Il termine XSS si legge Cross Site Scripting¹ e denota una vulnerabilità che permette a terzi di alterare le funzionalità di un sito web.

Perché è rilevante?

Nell’usare un sito web ce ne fidiamo implicitamente, un sito web lecito ha tutti gli interessi (di mercato) ad onorare questa fiducia ma un sito web alterato con funzionalità malevoli può adottare comportamenti scorretti (e lo farà). Alcuni esempi:

  • Quando inseriamo nome utente e password ci aspettiamo che queste siano inviate solo al sito web in questione e gestite correttamente. Un sito web compromesso può inviarle a terzi per ricatti o furti di identità.
  • Quando facciamo un accredito dall’home-banking ci aspettiamo che l’importo e il destinatario siano quelli da noi indicati. Un sito web compromesso può accreditare una somma qualsiasi a terzi in modo invisibile.
  • Ogni sito ha dati sensibili salvati nei nostri computer (per esempio per riconoscere le nostre utenze), i programmi per la navigazione su internet impediscono ad un sito web di leggere i dati sensibili di un altro sito web ma non possono sapere se un sito web è compromesso o meno, dando quindi l’accesso ai dati sensibili alle funzionalità alterate (per esempio per rubarli).

Come mi difendo?

Sebbene vi siano accortezze in grado di individuare la maggior parte delle frodi che usano attacchi XSS, lo sforzo richiesto all’utente finale per un’adeguato utilizzo di queste ultime non è proporzionale ai benefici avuti in ritorno.
Come utilizzatore del sito, contatta il responsabile del sito e pretendi che prenda seriamente la vulnerabilità e chiedi di avere riscontro quando questa è stata sanata.
Come responsabile del sito, è tuo compito proteggere i tuoi utilizzatori. Mobilita il tuo parco tecnico (o amplialo) per sanare la situazione.

Cos’è tecnicamente?

Il mancato utilizzo di escape nell’output generato quando l’output è controllabile direttamente o indirettamente dall’esterno.
Cercare un dentro un sito tramite una barra di ricerca rimanda ad una pagina dove prima dei risultati sono ripetute le parole cercate, questo è un esempio di un output direttamente controllato dall’esterno.

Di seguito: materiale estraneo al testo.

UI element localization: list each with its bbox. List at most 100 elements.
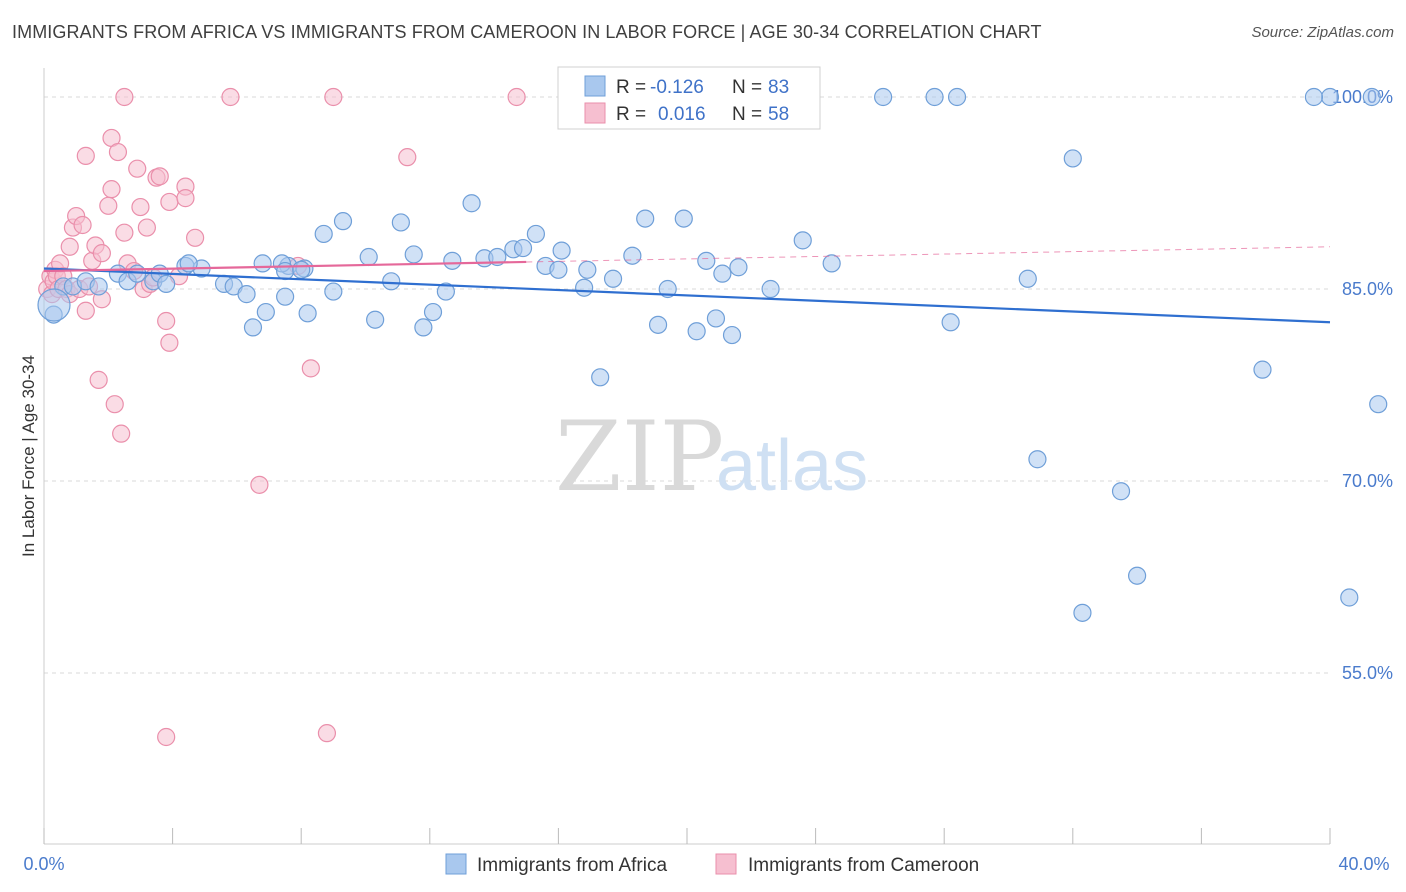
cameroon-point <box>317 724 337 743</box>
cameroon-point <box>131 197 150 217</box>
cameroon-point <box>73 215 92 235</box>
africa-point <box>292 260 311 279</box>
africa-point <box>1127 566 1147 585</box>
bottom-legend-swatch-africa <box>445 853 467 875</box>
africa-point <box>658 279 677 299</box>
y-tick-label: 55.0% <box>1342 663 1393 683</box>
africa-point <box>1304 87 1324 107</box>
x-tick-label-min: 0.0% <box>23 854 64 874</box>
africa-point <box>925 87 944 107</box>
x-ticks <box>43 828 1331 844</box>
africa-point <box>359 247 378 267</box>
legend-africa-n-value: 83 <box>768 77 789 98</box>
africa-point <box>575 278 594 297</box>
africa-point <box>333 212 353 231</box>
x-tick-label-max: 40.0% <box>1338 854 1389 874</box>
africa-point <box>1111 482 1131 501</box>
africa-point <box>1362 87 1381 107</box>
legend-swatch-africa <box>584 75 606 97</box>
legend-cameroon-n-value: 58 <box>768 104 789 125</box>
legend-africa-n-label: N = <box>732 77 762 98</box>
cameroon-point <box>128 159 147 178</box>
legend-swatch-cameroon <box>584 102 606 124</box>
africa-point <box>404 245 423 264</box>
africa-point <box>648 315 668 334</box>
africa-point <box>713 264 732 283</box>
trend-lines <box>43 246 1331 324</box>
legend-cameroon-r-value: 0.016 <box>658 104 706 125</box>
bottom-legend-africa: Immigrants from Africa <box>477 855 667 876</box>
cameroon-point <box>176 189 195 208</box>
watermark-atlas: atlas <box>716 426 868 506</box>
source-credit: Source: ZipAtlas.com <box>1251 24 1394 41</box>
africa-point <box>822 254 841 273</box>
y-tick-label: 85.0% <box>1342 279 1393 299</box>
cameroon-point <box>157 727 176 747</box>
y-axis-title: In Labor Force | Age 30-34 <box>19 355 38 557</box>
y-tick-label: 100.0% <box>1332 87 1393 107</box>
bottom-legend: Immigrants from Africa Immigrants from C… <box>445 853 979 876</box>
cameroon-point <box>115 223 134 242</box>
watermark: ZIP atlas <box>555 401 868 513</box>
cameroon-point <box>92 244 111 263</box>
cameroon-point <box>221 87 240 107</box>
bottom-legend-swatch-cameroon <box>715 853 737 875</box>
cameroon-point <box>102 180 121 199</box>
africa-point <box>89 277 108 296</box>
africa-point <box>623 246 642 265</box>
chart-title: IMMIGRANTS FROM AFRICA VS IMMIGRANTS FRO… <box>12 22 1042 42</box>
africa-point <box>1018 269 1037 288</box>
africa-point <box>722 325 742 345</box>
africa-point <box>157 274 176 293</box>
africa-point <box>603 269 623 288</box>
africa-point <box>366 310 385 329</box>
africa-point <box>549 260 568 279</box>
series-cameroon-points <box>38 87 526 747</box>
africa-point <box>414 318 433 337</box>
africa-point <box>941 313 960 332</box>
africa-point <box>687 322 706 341</box>
africa-point <box>382 272 401 291</box>
trend-line-africa <box>43 267 1331 324</box>
legend-africa-r-value: -0.126 <box>650 77 704 98</box>
africa-point <box>324 282 343 301</box>
africa-point <box>761 279 780 299</box>
cameroon-point <box>324 87 343 107</box>
cameroon-point <box>108 142 128 162</box>
africa-point <box>706 309 726 328</box>
africa-point <box>874 87 893 107</box>
africa-point <box>526 224 545 244</box>
cameroon-point <box>157 311 176 331</box>
africa-point <box>443 251 462 270</box>
cameroon-point <box>137 218 156 237</box>
y-tick-label: 70.0% <box>1342 471 1393 491</box>
africa-point <box>256 302 275 322</box>
africa-point <box>513 238 533 258</box>
bottom-legend-cameroon: Immigrants from Cameroon <box>748 855 979 876</box>
cameroon-point <box>301 359 320 378</box>
africa-point <box>314 224 333 244</box>
africa-point <box>591 368 610 387</box>
africa-point <box>1063 149 1082 168</box>
cameroon-point <box>160 192 179 212</box>
africa-point <box>243 318 263 337</box>
africa-point <box>1253 360 1272 379</box>
cameroon-point <box>76 146 95 165</box>
cameroon-point <box>398 148 417 167</box>
cameroon-point <box>250 475 269 494</box>
legend-africa-r-label: R = <box>616 77 646 98</box>
series-africa-points <box>37 87 1388 622</box>
cameroon-point <box>99 196 118 215</box>
cameroon-point <box>115 87 134 107</box>
africa-point <box>947 87 967 107</box>
cameroon-point <box>160 333 179 352</box>
africa-point <box>1073 603 1092 622</box>
cameroon-point <box>89 370 108 389</box>
trend-line-cameroon <box>43 260 527 273</box>
africa-point <box>578 260 597 279</box>
africa-point <box>488 247 507 267</box>
cameroon-point <box>112 424 131 443</box>
cameroon-point <box>76 301 95 320</box>
cameroon-point <box>150 167 169 186</box>
africa-point <box>276 261 295 281</box>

Se un attacante controlla l’output può inserire codice arbitrario nella pagina vulnerabile, violando la fiducia dell’utente nel sito (definizione formale dell’attacco)

Come si rimedia?

Il CERT-AGID si augura che tu stia leggendo questa sezione solo per curiosità.
Utilizzare le corrette funzioni di escape in ogni porzione di output generato dinamicamente², un utilizzo obiquo di queste funzioni è molto semplice da implementare ed elimina il rischio XSS definitivamente.


¹ La X va intesa come una croce, è utilizzata al posto della C perchè l’acronimo CSS è ampiamente diffuso con significato totalmente differente.

² “Dinamicamente” ha il significato tecnico di conosciuto solo a runtime.